Ok, someone mind telling me whats going on? I feel left out of the loop since you guys have been nice enough to post links to the trouble making sites, but I cannot get onto the bloody site to see what you all where talking about

What exactly is being posted? Pictures of what? What are these morons blathering about? And if this is just a problem of a group of users, is there nothing they can do to simply remove this small group and keep them from re-joining by blocking their IP addie's?

I hate being left out of the loop, and I hate that I got fecking locked out just as I got back from my college classes. -.-


----------



## iller (Feb 6, 2007)

NvM, issue resolved


----------



## Damaratus (Feb 6, 2007)

Problem has been taken care of, sorry for the interruption in service to those who were affected.


----------



## Mega Wolf (Feb 7, 2007)

Thank god that was over reletively fast.


----------



## iller (Feb 7, 2007)

Durp!  Well that's a relief...   *promptly deletes any complaints*


----------



## Arshes Nei (Feb 7, 2007)

Well you had the DDOS, the bots, now just waiting for the next one.

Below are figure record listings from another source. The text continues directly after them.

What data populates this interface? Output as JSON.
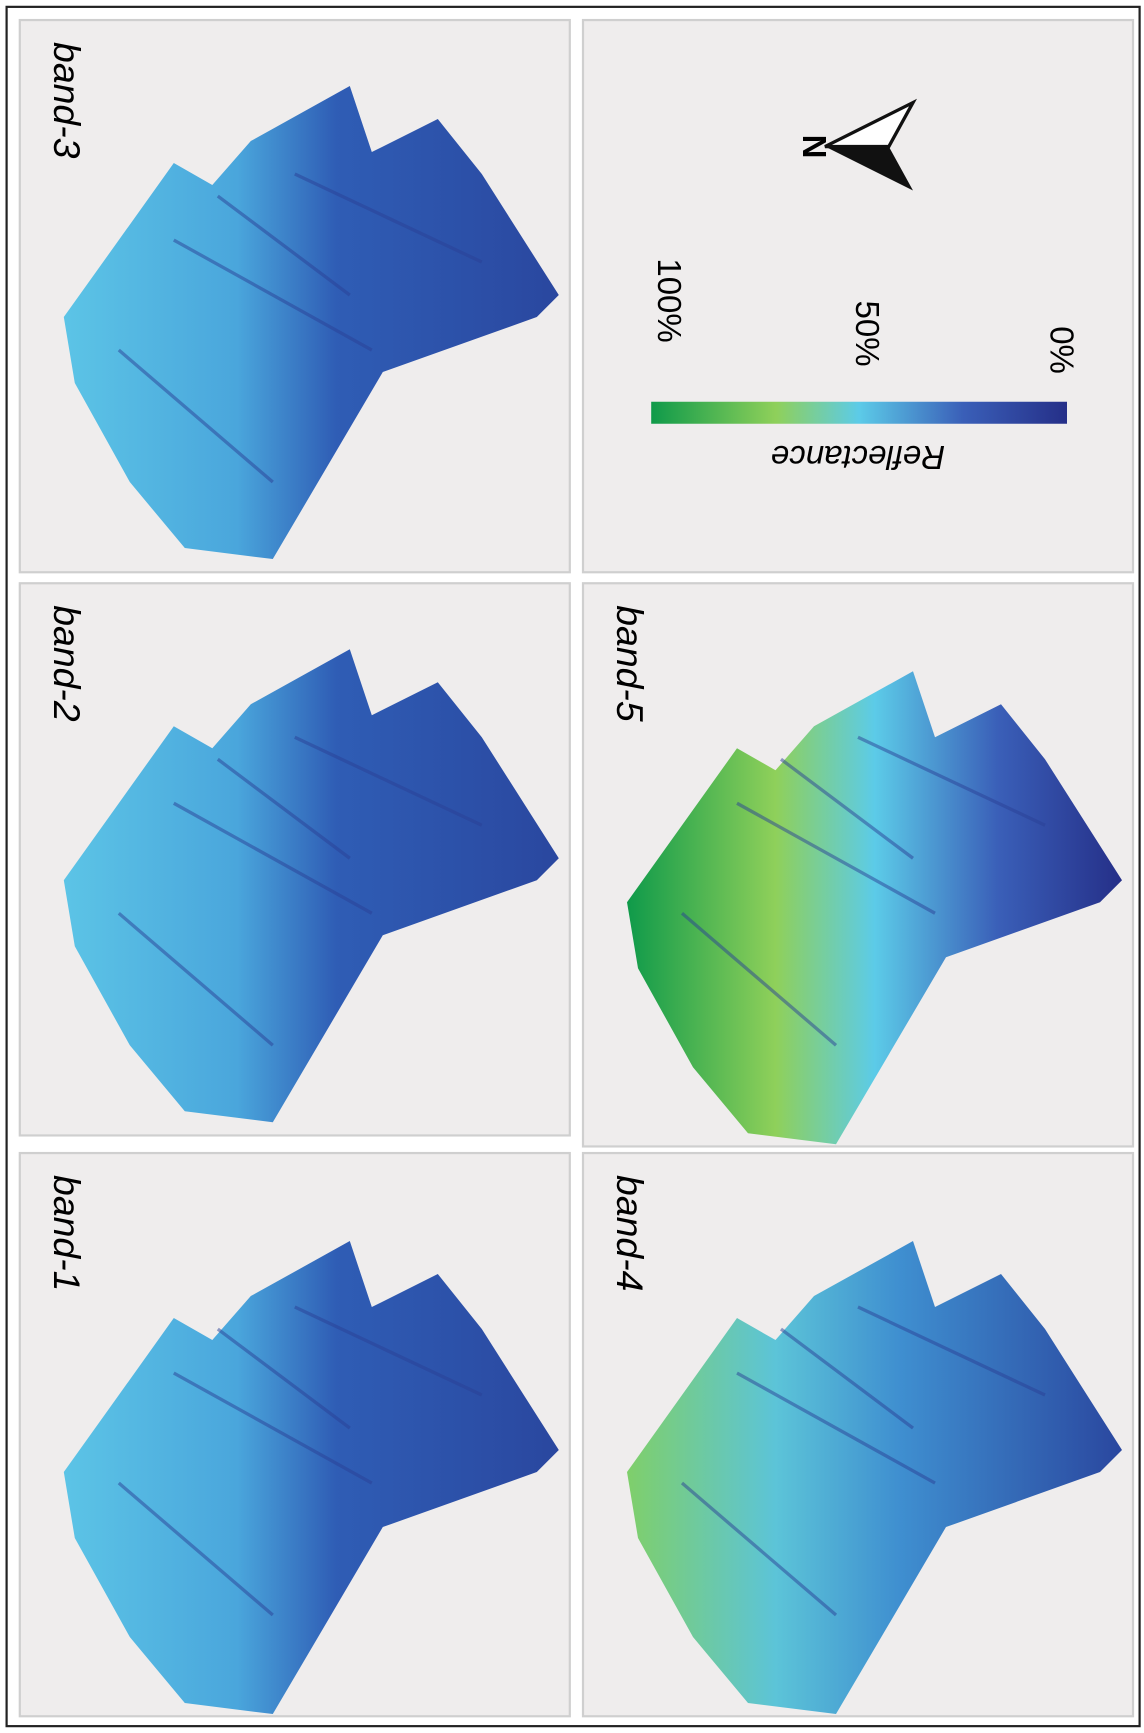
{
  "panels": [
    {
      "label": "band-1"
    },
    {
      "label": "band-2"
    },
    {
      "label": "band-3"
    },
    {
      "label": "band-4"
    },
    {
      "label": "band-5"
    }
  ],
  "colorbar": {
    "title": "Reflectance",
    "labels": [
      "100%",
      "50%",
      "0%"
    ]
  },
  "north": "N"
}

Not that this is unfamiliar with this site.


----------



## Damaratus (Feb 7, 2007)

Arshes Nei said:
			
		

> Well you had the DDOS, the bots, now just waiting for the next one. Not that this is unfamiliar with this site.



Or many other sites out there, Fur Affinity isn't the only site that is the target of attacks of these sorts.  Best you can do is recover as quickly as possible and increase security measures and various administrative options to deal with things even faster the next time or to cut things off before they have a chance to happen.


----------



## Arshes Nei (Feb 7, 2007)

That wasn't meant to be an argument. So restating the obvious wasn't exactly necessary. The reason for the statement is the repetitiveness of the topics *when* FA is down or encountering problems.


----------



## Damaratus (Feb 7, 2007)

Arshes Nei said:
			
		

> That wasn't meant to be an argument. So restating the obvious wasn't exactly necessary. The reason for the statement is the repetitiveness of the topics *when* FA is down or encountering problems.



My mistake then.  Sorry about that.


----------



## AishaDracoGryph (Feb 16, 2007)

Just for the record "botting" means a computor program that automates something. For example. a bot that automatically signs itself up on a forum 200 times with phony names in an attempt to cause system lock ups.

Or a bot that joins a chat room and posts random gibberish and spam.


----------